Equal weighted index and Value weighted index.

Most of the stock market indices used in practice are of two types: equal weighted index and value weighted index.

An equal weighted index reflects the simple arithmetic average of the price relatives of the sample shares in a certain year (or month or week or on a particular day) with reference to a base year. A value weighted index reflects the aggregate market capitalization of the sample shares in a certain year (or month or week or on a particular day) in relation to a base year. Bombay Stock exchange Sensitive Index (popularly called Sensex) and S&P CNX Nifty Index (popularly called Nifty) are value-weighted indices.

With the repeal of the Capital Issues Control Act and the enactment of SEBI Act in 1992, the regulation of the primary market has become the preserve of SEBI. Further the Ministry of Finance, Government of India, has transferred most of the powers under the Securities Contracts (Regulations) Act to SEBI.

SEBI has taken a number of steps in the last few years to reform the Indian capital market. While SEBI has done a great deal, it has a long way to go in accomplishing its mission. It has to address challenges like the preponderance of speculative trading and market abuses.

The world’s biggest stock exchange in terms of market capitalization, the NYSE has fairly stringent listing requirements which seek to ensure that only large, financially strong companies get listed. Trading on the NYSE takes a place through a system of brokers and specialists.

NASDAQ is the biggest exchange of the world in terms of turnover. The light listing requirements of NASDAQ attracts young technology companies and the low listing costs at NASDAQ keeps them with that exchange when they have grown.

The stock market in the UK underwent a radical reform in 1986, referred to as the big bang which led to the emergence of a single electronic national market and the closure of regional exchanges. Equities are traded on this market using the Stock Exchange Automatic Quotation (SEAQ) System a quote driven system or the Stock Exchange Automatic Execution Facility (SAEF) and order driven system.

Many informed observers of the capital market have argued that there is a case for regulating the volume of trading in the capital market to check excessive speculation.

The government securities (G-secs) market is the largest segment of the long term debt market in India, a counting for nearly two-thirds of the issues in the primary market and more four-fifths of the turnover in the secondary market.

G-secs issued though an auction mechanism. Certain categories of prospective investors can submit non-competitive bids.

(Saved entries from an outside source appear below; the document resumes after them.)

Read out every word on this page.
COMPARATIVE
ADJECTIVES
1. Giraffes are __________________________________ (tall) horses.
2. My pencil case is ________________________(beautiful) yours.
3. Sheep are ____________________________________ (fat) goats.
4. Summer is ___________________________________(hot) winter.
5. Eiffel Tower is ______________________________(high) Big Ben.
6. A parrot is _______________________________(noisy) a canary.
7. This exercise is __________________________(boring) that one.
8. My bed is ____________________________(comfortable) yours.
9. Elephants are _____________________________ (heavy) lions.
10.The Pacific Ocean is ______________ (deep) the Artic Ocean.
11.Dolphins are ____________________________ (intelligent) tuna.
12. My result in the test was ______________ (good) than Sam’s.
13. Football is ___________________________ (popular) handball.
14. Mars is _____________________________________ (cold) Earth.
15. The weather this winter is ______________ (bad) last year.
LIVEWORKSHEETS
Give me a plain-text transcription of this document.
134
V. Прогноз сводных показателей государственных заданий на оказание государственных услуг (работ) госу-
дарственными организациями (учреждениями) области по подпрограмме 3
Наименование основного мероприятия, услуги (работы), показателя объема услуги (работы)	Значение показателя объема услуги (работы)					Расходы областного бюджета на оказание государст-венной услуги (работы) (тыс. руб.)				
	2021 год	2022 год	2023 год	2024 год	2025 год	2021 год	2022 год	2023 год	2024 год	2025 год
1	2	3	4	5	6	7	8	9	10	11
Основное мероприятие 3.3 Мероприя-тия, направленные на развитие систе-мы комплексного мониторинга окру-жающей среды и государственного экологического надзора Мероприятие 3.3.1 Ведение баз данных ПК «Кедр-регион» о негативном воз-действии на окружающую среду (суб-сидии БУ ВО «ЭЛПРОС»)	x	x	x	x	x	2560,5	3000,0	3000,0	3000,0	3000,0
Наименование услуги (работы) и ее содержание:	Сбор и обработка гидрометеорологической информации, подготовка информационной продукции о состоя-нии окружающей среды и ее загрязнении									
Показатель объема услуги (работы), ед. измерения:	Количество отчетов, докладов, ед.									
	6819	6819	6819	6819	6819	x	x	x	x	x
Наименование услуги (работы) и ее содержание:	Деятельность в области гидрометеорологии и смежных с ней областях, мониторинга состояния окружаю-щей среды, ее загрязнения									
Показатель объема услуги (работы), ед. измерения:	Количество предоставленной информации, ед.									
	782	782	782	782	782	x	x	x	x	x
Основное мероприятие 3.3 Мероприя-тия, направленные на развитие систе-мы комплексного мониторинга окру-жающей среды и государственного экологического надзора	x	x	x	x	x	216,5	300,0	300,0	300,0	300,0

Transactions in G-secs are settled through the delivery versus payment (DVP) mode. Under this arrangement funds and securities are transferred simultaneously through the Public Debt Office (PDO) of the Reserve Bank of India. Historically the market for corporate debt instruments remained small and under developed for a variety of reasons. From the mid-1990s onward, this market has been enlivened thanks to the confluence of several conducive factors.

Presently corporate debentures in India are mostly placed privately. The private placement of a debenture issue is managed by a lead manager, who is also the advisor and investment banker for the issue Book building mechanism is commonly employed.

While the equity market in India has witnessed reasonably high trading volumes and liquidity the secondary market for corporate debt instruments historically has been very dull.

The money market is the market for short term funds. It comprises of the call and notice money market, repo market and the market for debt instruments such as treasury bills that have an original maturity of less than one year.

Call and notice money is the market for short term funds up to 14 days.

In a repo transaction, a holder of securities sells them with an agreement to repurchase the same after a certain period at a predetermined price which is higher than the sale price.

Treasury bills are short term debt instruments of the central government. They are issued at a discount and redeemed at par. Most buyers of treasury bills hold time till maturity and hence the secondary market activity is quite limited.

Commercial paper (CP) is an instrument of short term unsecured borrowing issued by non-baking companies. CPs are issued at a discount and redeemed at par.

Certificates of deposit (CDs) represent short term deposits which are transferable from one party to another, Banks and financial institutions are the major issuers of CDs. On maturity the CD holder will get the face value along with interest.